Erin Graham, a Miami University senior who did a research presentation on ash trees, said she is troubled by the potential threat and loss of the ash trees on campus.
“A tree that you’ve grown so accustomed to being there is now gone,” Graham said. “That shade is now gone, the feeling of being under that tree is now gone.”
The beetle harming the trees, no larger than a penny, reproduces larvae that sit in the tree and eat at the capillary system, consuming the living parts of the ash trees, according to zoology professor Alan Cady. The beetles are a foreign species, with no local predators, so they have no restrictions on how many trees they consume.
Dead and dying ash trees become very brittle and can easily fall, creating a danger in the region.
“They will come down on their own, in unpredictable and uncontrolled ways,” Cady said. “So once a tree dies you need to have it taken down professionally.”
The City of Oxford is actively treating 181 ash trees with pesticides that can be absorbed from the soil or sprayed and absorbed through the bark, according to David Treleaven, Oxford’s Environmental Specialist.
Treleaven encourages treatment of the trees.
“If you treat a tree it might not survive, but if you don’t treat it then it will for sure die,” Treleaven said.
Since 2009 the city has removed 37 ash trees and planted 55 replacements, according to Treleaven. A combined four trees were removed in January and February, costing the city $4,180, according to Treleaven.
He has submitted a proposal for $381,775 to Oxford’s Capital Improvement Project for a portion of the funding for the removal and plantings of trees.

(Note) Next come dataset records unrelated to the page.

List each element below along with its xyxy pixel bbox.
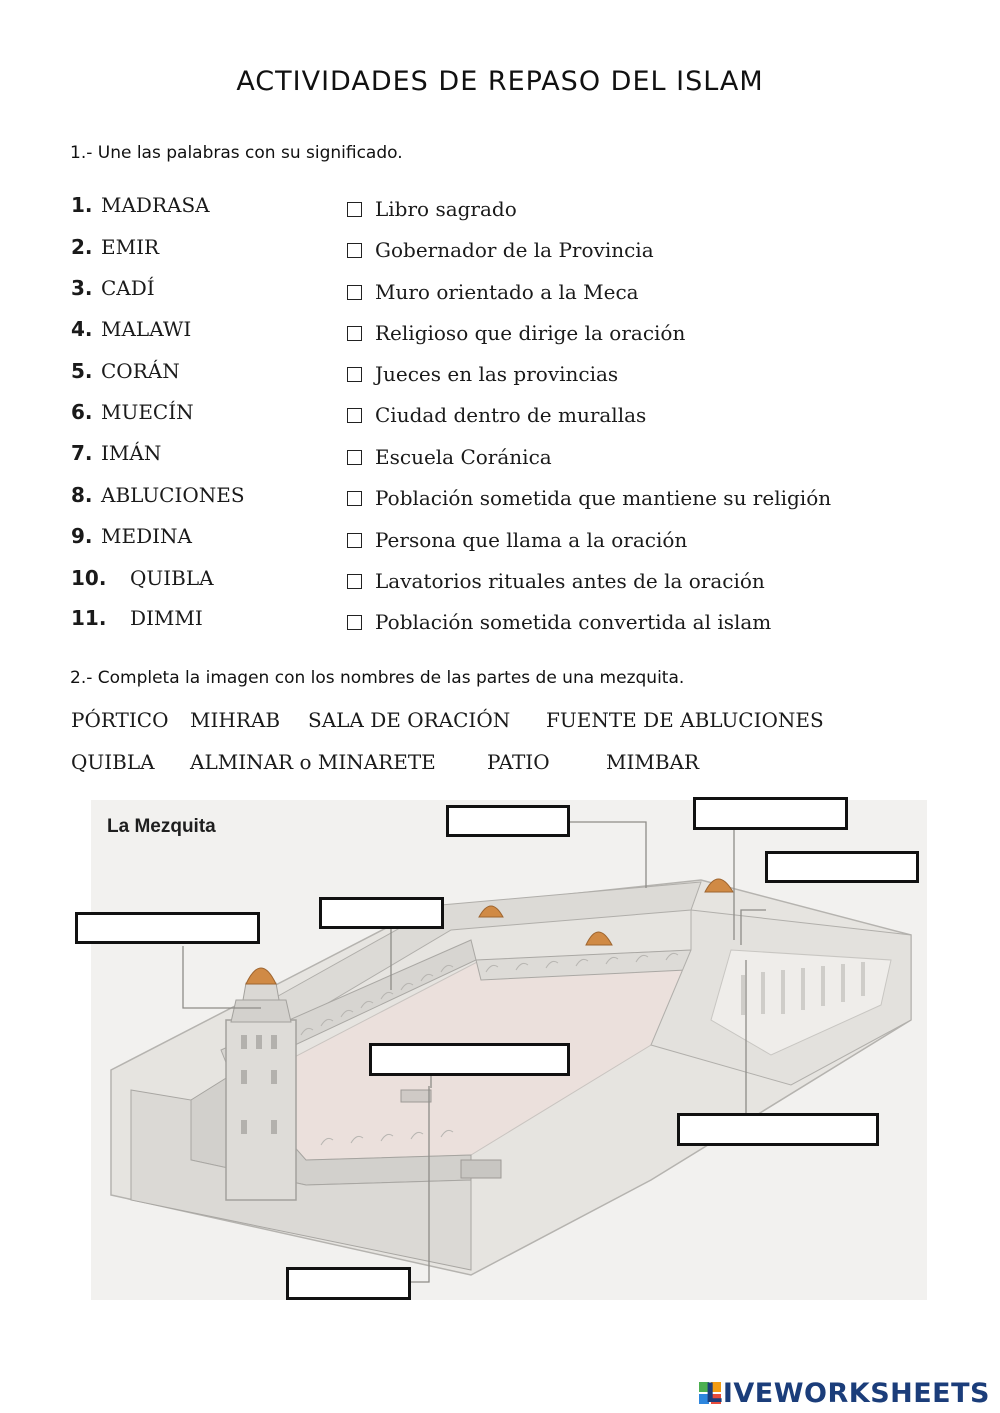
term-number: 6. (71, 400, 93, 424)
liveworksheets-brand[interactable]: LIVEWORKSHEETS (705, 1378, 990, 1409)
match-checkbox[interactable] (347, 202, 362, 217)
worksheet-title: ACTIVIDADES DE REPASO DEL ISLAM (236, 66, 764, 97)
term-word: IMÁN (101, 441, 162, 465)
term-number: 7. (71, 441, 93, 465)
word-bank-mihrab: MIHRAB (190, 708, 281, 732)
term-number: 2. (71, 235, 93, 259)
term-number: 10. (71, 566, 107, 590)
word-bank-alminar: ALMINAR o MINARETE (190, 750, 436, 774)
match-checkbox[interactable] (347, 574, 362, 589)
term-word: CADÍ (101, 276, 155, 300)
illustration-caption: La Mezquita (107, 816, 216, 837)
meaning-text: Escuela Coránica (375, 445, 552, 469)
word-bank-fuente: FUENTE DE ABLUCIONES (546, 708, 824, 732)
term-number: 11. (71, 606, 107, 630)
meaning-text: Muro orientado a la Meca (375, 280, 639, 304)
answer-box-mihrab[interactable] (765, 851, 919, 883)
meaning-text: Población sometida que mantiene su religión (375, 486, 832, 510)
section2-instruction: 2.- Completa la imagen con los nombres de las partes de una mezquita. (70, 668, 685, 688)
match-checkbox[interactable] (347, 491, 362, 506)
meaning-text: Gobernador de la Provincia (375, 238, 654, 262)
match-checkbox[interactable] (347, 285, 362, 300)
term-word: MALAWI (101, 317, 192, 341)
meaning-text: Ciudad dentro de murallas (375, 403, 647, 427)
meaning-text: Población sometida convertida al islam (375, 610, 772, 634)
term-number: 9. (71, 524, 93, 548)
match-checkbox[interactable] (347, 533, 362, 548)
term-number: 8. (71, 483, 93, 507)
word-bank-porticio: PÓRTICO (71, 708, 169, 732)
term-word: EMIR (101, 235, 160, 259)
term-number: 5. (71, 359, 93, 383)
answer-box-fuente[interactable] (286, 1267, 411, 1300)
answer-box-sala-oracion[interactable] (446, 805, 570, 837)
section1-instruction: 1.- Une las palabras con su significado. (70, 143, 403, 163)
match-checkbox[interactable] (347, 450, 362, 465)
match-checkbox[interactable] (347, 615, 362, 630)
match-checkbox[interactable] (347, 243, 362, 258)
match-checkbox[interactable] (347, 408, 362, 423)
answer-box-mimbar[interactable] (677, 1113, 879, 1146)
match-checkbox[interactable] (347, 367, 362, 382)
match-checkbox[interactable] (347, 326, 362, 341)
answer-box-quibla[interactable] (693, 797, 848, 830)
word-bank-sala-oracion: SALA DE ORACIÓN (308, 708, 511, 732)
meaning-text: Religioso que dirige la oración (375, 321, 686, 345)
term-word: ABLUCIONES (101, 483, 245, 507)
word-bank-quibla: QUIBLA (71, 750, 155, 774)
term-number: 1. (71, 193, 93, 217)
meaning-text: Jueces en las provincias (375, 362, 619, 386)
term-word: MEDINA (101, 524, 192, 548)
meaning-text: Lavatorios rituales antes de la oración (375, 569, 765, 593)
term-word: MADRASA (101, 193, 210, 217)
word-bank-mimbar: MIMBAR (606, 750, 700, 774)
meaning-text: Libro sagrado (375, 197, 517, 221)
term-word: CORÁN (101, 359, 180, 383)
term-number: 4. (71, 317, 93, 341)
term-word: DIMMI (130, 606, 203, 630)
term-word: MUECÍN (101, 400, 194, 424)
answer-box-portico[interactable] (319, 897, 444, 929)
meaning-text: Persona que llama a la oración (375, 528, 688, 552)
term-number: 3. (71, 276, 93, 300)
word-bank-patio: PATIO (487, 750, 550, 774)
answer-box-patio[interactable] (369, 1043, 570, 1076)
term-word: QUIBLA (130, 566, 214, 590)
answer-box-minaret[interactable] (75, 912, 260, 944)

Treleaven has been allcoated $32,500 by the city to care for Oxford’s 3,400 public trees. Ash trees make up 622, or 18 percent, of those trees, but only 181 are currently being treated because of limited funding. It would cost half a million dollars to remove the trees that are not being treated and another $267,000 to replant new trees.
The most efficient way to treat an infected ash tree is with an injected pesticide, according to Cady.
According to Treleaven, the city does not inject its trees because it cannot afford to do so.
Treleaven is worried the damage will have a huge effect on Hueston Woods, a local state park and nature preserve. Campus ash trees will take a hit as well.
“There are some really big ones,” Graham.said. “I know there is one on Western [campus], it’s by Kumler Chapel, it’s enormous. They are everywhere here, for now.”